Reminds me of a friend who is kind of a Buddhist hermit in his own way and who doesn’t date. He said that in his last relationship (many years ago) his girlfriend asked, “Are you saying that I mean as much to you as this pizza box?!” He said yes and stands by that. He’s the most minimalist person I know, super focused on eliminating desire in any form; his own crazy wisdom. He comes across as super kind but no favorites—which is a bit annoying but fun in its own way.
Maybe I need an asterisk - Humans only for this topic lol.
 
I feel a sense of inner acceptance and peace I have never known before. My brain is signaling that I'm on the right track.
I hear you.

It all struck me as something that seemed incredibly familiar-like (what, avoidant? Me!?) but being presented from a slightly different philosophical perspective 😂

I’d very much like to be the person who ticks the Healthy Attachment box. But…I’m not. With my history? And ptsd? There was never any real chance of that happening.

I owe a lot to ACT therapy, and the ability to accept stuff that I once would have struggled against a lot. But, knowing my attachment style is what it is, gives me hella better insight into when things are going wrong and why, and how I can improve them.
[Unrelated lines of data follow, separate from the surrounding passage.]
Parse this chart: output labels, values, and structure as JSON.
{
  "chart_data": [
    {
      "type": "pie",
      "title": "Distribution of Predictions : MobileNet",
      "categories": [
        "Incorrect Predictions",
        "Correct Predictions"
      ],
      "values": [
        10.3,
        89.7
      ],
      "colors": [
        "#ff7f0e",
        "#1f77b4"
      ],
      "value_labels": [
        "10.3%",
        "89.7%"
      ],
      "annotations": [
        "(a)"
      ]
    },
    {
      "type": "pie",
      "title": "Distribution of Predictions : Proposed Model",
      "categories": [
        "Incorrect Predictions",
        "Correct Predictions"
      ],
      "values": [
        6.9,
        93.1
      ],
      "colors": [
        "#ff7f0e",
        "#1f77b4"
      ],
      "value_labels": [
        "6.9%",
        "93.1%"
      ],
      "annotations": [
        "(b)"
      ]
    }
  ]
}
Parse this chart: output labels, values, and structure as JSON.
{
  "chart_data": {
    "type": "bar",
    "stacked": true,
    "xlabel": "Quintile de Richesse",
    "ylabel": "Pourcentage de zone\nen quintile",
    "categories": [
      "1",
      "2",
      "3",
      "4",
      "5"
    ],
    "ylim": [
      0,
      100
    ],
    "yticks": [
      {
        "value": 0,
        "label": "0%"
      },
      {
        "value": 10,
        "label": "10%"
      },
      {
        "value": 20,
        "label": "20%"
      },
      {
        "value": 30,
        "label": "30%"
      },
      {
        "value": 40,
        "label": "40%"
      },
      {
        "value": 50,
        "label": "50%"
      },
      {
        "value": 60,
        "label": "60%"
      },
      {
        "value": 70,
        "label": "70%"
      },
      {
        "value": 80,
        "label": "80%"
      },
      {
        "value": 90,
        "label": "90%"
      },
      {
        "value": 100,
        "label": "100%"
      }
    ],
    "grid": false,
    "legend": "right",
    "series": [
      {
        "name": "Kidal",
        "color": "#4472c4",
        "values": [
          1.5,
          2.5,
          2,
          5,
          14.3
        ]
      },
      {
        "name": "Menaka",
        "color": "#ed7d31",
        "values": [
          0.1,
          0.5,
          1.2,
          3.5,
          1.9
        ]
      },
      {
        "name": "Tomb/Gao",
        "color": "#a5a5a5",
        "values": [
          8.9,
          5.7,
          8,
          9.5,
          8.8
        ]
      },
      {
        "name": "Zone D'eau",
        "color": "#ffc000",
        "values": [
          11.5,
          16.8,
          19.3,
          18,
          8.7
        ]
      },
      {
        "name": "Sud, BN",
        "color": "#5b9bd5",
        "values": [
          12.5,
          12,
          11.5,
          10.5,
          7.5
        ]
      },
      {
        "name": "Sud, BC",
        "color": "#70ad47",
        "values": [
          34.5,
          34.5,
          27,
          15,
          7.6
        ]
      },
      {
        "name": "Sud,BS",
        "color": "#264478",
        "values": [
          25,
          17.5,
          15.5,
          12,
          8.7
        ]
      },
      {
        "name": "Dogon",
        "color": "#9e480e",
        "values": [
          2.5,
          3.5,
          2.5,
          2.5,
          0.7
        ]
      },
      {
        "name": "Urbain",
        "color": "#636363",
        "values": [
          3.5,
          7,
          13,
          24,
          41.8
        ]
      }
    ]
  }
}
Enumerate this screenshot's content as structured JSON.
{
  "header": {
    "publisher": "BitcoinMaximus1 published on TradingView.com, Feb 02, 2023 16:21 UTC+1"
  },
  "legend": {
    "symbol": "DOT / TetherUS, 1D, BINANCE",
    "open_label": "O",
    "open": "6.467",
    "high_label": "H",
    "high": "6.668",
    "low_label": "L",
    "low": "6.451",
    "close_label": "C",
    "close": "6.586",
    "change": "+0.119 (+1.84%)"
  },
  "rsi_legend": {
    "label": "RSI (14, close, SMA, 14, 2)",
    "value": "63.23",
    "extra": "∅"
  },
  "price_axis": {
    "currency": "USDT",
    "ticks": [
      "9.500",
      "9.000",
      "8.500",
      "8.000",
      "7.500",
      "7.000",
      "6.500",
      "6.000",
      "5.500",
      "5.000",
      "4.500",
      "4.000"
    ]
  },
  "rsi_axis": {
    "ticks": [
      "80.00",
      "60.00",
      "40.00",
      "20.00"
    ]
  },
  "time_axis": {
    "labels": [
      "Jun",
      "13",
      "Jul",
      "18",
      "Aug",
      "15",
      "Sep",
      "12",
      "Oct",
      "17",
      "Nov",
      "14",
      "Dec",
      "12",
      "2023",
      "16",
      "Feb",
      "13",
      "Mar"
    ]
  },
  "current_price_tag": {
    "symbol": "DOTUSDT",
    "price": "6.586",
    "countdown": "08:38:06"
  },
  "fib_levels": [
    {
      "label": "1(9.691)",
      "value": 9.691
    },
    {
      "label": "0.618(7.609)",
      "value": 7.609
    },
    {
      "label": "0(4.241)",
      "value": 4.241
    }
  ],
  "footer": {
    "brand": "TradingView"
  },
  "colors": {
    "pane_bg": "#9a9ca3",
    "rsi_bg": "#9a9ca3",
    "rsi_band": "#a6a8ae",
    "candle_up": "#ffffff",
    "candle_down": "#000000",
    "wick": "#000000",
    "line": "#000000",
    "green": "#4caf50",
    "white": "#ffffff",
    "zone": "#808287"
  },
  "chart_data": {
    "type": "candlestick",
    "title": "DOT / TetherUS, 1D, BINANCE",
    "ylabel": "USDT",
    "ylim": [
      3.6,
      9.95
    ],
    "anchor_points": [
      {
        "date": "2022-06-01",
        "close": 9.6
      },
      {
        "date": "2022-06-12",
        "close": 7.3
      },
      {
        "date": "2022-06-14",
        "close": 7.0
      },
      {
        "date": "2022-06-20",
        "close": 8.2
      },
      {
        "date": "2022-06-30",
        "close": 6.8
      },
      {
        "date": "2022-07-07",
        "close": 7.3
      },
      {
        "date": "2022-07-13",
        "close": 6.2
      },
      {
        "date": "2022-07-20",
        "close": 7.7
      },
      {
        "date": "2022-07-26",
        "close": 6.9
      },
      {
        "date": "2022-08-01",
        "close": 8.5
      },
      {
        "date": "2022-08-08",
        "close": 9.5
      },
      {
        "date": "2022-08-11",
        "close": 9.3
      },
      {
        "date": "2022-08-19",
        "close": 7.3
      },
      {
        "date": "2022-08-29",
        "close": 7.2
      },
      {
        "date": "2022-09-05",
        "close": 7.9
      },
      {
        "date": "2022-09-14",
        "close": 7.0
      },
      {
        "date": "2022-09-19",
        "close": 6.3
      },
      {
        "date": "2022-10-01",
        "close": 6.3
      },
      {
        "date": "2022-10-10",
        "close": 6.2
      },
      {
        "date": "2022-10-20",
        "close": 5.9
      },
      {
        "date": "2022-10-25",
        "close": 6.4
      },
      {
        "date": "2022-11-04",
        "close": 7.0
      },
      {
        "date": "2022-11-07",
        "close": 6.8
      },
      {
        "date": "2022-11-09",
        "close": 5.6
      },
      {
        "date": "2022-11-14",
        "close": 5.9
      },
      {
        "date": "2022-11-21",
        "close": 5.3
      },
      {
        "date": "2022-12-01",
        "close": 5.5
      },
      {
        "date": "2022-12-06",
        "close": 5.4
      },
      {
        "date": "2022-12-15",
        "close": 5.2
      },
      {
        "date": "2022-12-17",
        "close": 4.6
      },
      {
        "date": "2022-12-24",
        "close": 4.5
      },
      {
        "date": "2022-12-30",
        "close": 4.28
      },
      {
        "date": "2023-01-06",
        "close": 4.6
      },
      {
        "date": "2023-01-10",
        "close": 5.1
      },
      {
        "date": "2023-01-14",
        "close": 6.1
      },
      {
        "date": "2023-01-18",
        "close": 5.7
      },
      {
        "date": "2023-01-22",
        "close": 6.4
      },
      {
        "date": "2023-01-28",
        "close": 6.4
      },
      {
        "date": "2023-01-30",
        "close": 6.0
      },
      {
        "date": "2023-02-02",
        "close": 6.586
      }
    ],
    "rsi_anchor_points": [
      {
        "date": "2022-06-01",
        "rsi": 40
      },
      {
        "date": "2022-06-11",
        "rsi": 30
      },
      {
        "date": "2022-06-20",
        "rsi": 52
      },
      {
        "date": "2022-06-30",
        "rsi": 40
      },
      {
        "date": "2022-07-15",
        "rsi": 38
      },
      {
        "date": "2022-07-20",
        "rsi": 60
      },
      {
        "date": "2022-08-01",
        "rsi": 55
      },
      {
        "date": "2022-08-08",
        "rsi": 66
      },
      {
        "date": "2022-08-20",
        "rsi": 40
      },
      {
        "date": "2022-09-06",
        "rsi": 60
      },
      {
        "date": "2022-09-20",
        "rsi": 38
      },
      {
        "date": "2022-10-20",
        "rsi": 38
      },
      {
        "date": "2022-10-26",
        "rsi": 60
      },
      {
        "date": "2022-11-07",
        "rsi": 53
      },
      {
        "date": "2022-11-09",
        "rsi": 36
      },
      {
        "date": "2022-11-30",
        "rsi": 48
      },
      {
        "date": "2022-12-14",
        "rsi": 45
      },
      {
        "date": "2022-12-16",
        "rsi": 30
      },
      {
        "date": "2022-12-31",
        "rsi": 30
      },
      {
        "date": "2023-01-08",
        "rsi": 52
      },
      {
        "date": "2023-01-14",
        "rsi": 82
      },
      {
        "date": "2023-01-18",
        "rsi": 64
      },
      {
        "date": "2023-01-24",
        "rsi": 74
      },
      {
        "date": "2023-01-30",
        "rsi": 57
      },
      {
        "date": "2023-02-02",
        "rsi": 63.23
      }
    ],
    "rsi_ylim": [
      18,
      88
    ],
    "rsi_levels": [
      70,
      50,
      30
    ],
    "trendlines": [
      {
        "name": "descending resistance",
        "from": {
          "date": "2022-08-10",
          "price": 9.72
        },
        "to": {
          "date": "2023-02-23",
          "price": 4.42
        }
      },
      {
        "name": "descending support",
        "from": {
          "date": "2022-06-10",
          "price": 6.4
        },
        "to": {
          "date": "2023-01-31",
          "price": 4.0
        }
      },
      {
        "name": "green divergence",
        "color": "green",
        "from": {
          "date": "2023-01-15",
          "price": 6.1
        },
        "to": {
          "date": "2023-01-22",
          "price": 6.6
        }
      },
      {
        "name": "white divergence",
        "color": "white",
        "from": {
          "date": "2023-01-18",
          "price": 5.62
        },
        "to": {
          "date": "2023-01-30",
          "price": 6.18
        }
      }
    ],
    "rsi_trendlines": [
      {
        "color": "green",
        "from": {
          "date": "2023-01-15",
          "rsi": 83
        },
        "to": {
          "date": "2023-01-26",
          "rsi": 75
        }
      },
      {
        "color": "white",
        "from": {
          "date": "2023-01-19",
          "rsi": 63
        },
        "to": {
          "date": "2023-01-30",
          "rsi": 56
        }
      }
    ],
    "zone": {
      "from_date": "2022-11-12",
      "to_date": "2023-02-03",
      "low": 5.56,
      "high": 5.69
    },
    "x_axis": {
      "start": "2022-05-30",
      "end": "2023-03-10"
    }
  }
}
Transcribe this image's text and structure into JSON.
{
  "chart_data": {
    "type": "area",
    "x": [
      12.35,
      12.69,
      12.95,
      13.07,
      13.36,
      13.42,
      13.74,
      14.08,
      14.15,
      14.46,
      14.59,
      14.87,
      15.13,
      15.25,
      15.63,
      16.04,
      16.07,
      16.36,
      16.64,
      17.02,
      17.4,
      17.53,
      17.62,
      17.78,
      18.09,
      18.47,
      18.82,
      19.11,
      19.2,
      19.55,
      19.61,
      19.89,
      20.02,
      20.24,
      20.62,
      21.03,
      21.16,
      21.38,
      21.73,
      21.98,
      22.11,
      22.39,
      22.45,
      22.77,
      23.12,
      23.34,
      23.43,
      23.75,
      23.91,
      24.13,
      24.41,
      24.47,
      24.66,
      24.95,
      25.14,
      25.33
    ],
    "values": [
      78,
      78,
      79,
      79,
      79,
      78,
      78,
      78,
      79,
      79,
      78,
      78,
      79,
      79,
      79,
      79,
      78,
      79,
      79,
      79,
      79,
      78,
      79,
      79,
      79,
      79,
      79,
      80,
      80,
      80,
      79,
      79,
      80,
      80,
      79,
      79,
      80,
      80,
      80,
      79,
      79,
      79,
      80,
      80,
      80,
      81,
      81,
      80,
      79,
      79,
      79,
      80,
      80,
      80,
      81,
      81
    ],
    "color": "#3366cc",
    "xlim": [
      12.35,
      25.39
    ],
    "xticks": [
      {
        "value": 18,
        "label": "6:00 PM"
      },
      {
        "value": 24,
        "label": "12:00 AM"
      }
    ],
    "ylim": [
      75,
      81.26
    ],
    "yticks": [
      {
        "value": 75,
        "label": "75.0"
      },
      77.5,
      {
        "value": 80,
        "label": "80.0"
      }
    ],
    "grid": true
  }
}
Not make me the Healthy Attachment person so much as at least get my needs met, advocate for myself when I’m struggling in some way, and troubleshooting issues that I want to do something about.
 
I owe a lot to ACT therapy, and the ability to accept stuff that I once would have struggled against a lot. But, knowing my attachment style is what it is, gives me hella better insight into when things are going wrong and why, and how I can improve them.
OMG i use ART therapy and it changed my life. Going to delve in to DBT as soon as I can.

I complete agree about knowing. I said it in another post but....knowing is half the battle (and yes again I am quoting the G.I. Joe cartoon 😉 ).